Loading data into the NER

7-Erase the sample text in the GUI interface window.

8-Click File->Open File, and select the Equiano.txt file saved to your Desktop.

9-Text will appear in the GUI window once the file has loaded.


Identifying Classifiers in the NER

10-Next, we need to load a list of sample terms for the NER to use when analyzing our text.

11-Click Classifier->Load CRF from File. Navigate to C:\Program Files (x86)\Stanford NER\classifiers and open the classifiers folder.

12-Stanford’s NER includes classifier resource files with 3, 4, and 7 entity categories it can search for in your text.

13-Select the english.all.3class.distim.crf.ser.gz file and click the Open icon. Three entity categories (organization, location, person), with color labels, will now display on the right-hand side of the GUI window.

14-Click on the Run NER icon on the bottom of the GUI window to run the program.

15-You can see the results being generated from the NER program in the CLI window.

16-The GUI window now shows the color-coded results of the NER program’s analysis.

17-The GUI interface gives you options to export your tagged file. Click File->Save Tagged File As.
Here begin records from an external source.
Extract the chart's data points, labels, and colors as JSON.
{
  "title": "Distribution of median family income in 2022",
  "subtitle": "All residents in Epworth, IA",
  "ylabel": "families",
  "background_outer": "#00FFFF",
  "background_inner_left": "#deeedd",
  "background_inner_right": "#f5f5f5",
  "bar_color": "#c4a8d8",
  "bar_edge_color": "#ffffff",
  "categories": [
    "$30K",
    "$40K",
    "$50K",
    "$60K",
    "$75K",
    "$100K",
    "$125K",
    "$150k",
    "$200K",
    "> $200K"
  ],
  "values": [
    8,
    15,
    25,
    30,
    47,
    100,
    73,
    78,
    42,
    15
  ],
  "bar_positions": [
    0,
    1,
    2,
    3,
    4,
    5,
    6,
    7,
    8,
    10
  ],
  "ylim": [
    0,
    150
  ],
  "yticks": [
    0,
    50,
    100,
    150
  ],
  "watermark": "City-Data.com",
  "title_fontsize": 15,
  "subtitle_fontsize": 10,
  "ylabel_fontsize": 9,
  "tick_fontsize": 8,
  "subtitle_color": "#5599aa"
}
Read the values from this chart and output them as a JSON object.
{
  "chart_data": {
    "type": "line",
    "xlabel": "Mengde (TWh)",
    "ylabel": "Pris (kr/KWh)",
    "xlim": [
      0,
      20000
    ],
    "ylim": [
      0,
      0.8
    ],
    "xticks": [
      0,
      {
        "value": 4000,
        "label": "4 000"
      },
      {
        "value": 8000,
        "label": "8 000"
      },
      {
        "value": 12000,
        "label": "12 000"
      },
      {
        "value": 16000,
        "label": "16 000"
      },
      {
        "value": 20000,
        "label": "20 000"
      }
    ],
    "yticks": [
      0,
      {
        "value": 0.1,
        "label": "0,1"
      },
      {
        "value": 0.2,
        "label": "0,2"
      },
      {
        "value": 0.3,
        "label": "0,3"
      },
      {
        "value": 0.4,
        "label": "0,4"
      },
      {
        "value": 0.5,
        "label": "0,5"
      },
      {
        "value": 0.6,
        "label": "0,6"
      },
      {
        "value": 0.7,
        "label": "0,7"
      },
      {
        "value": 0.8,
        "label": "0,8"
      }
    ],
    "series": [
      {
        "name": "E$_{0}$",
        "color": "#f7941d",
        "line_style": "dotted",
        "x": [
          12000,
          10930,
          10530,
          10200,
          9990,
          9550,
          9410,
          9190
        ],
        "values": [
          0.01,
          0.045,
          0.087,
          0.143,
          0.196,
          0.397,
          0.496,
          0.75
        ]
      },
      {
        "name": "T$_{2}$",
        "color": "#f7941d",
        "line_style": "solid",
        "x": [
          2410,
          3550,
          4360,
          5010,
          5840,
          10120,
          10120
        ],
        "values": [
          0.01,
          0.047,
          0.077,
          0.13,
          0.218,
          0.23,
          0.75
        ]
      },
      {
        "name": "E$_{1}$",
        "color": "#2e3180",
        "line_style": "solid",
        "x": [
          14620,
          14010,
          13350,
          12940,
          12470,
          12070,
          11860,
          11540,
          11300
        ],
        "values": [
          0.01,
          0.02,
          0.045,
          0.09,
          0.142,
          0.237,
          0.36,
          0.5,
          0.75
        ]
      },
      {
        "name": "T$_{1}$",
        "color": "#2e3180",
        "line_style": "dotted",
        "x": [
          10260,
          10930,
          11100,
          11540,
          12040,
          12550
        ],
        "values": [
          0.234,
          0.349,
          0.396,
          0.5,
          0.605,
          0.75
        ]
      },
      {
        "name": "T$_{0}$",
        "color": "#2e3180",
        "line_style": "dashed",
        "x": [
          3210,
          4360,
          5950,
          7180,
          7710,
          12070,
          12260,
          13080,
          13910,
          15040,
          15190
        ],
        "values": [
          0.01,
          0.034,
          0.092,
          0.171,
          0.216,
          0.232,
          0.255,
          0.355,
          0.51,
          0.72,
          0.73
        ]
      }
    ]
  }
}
Navigate to your Desktop and save the file as Equiano_Tagged.txt.

18-You could also copy the text generated in the CLI and paste into a text file to see a list with just the tagged entities.

19-Right click on the icon for the Equiano_Tagged.txt file and open in Notepad.

20-You’ll see that the NER has added <LOCATION>, <PERSON>, or <ORGANIZATION> tags around the entities it recognized based on the terms in the classification file. We could use a combination of XML and XPath to isolate terms with particular tag categories.


Reflection questions
  • Scroll down and see how accurate the NER was in identifying and tagging elements in the text. What errors or problems do you notice? How would those errors impact analysis of this text?
  • How did the process of using the NER impact or shape your understanding of the original text?
  • What kinds of historical research questions could a tool like Stanford’s NER help address?
  • What types of questions would not be a good fit for Stanford’s NER?
  • What problems or limitations can you see for using Stanford’s NER as a tool for historical analysis?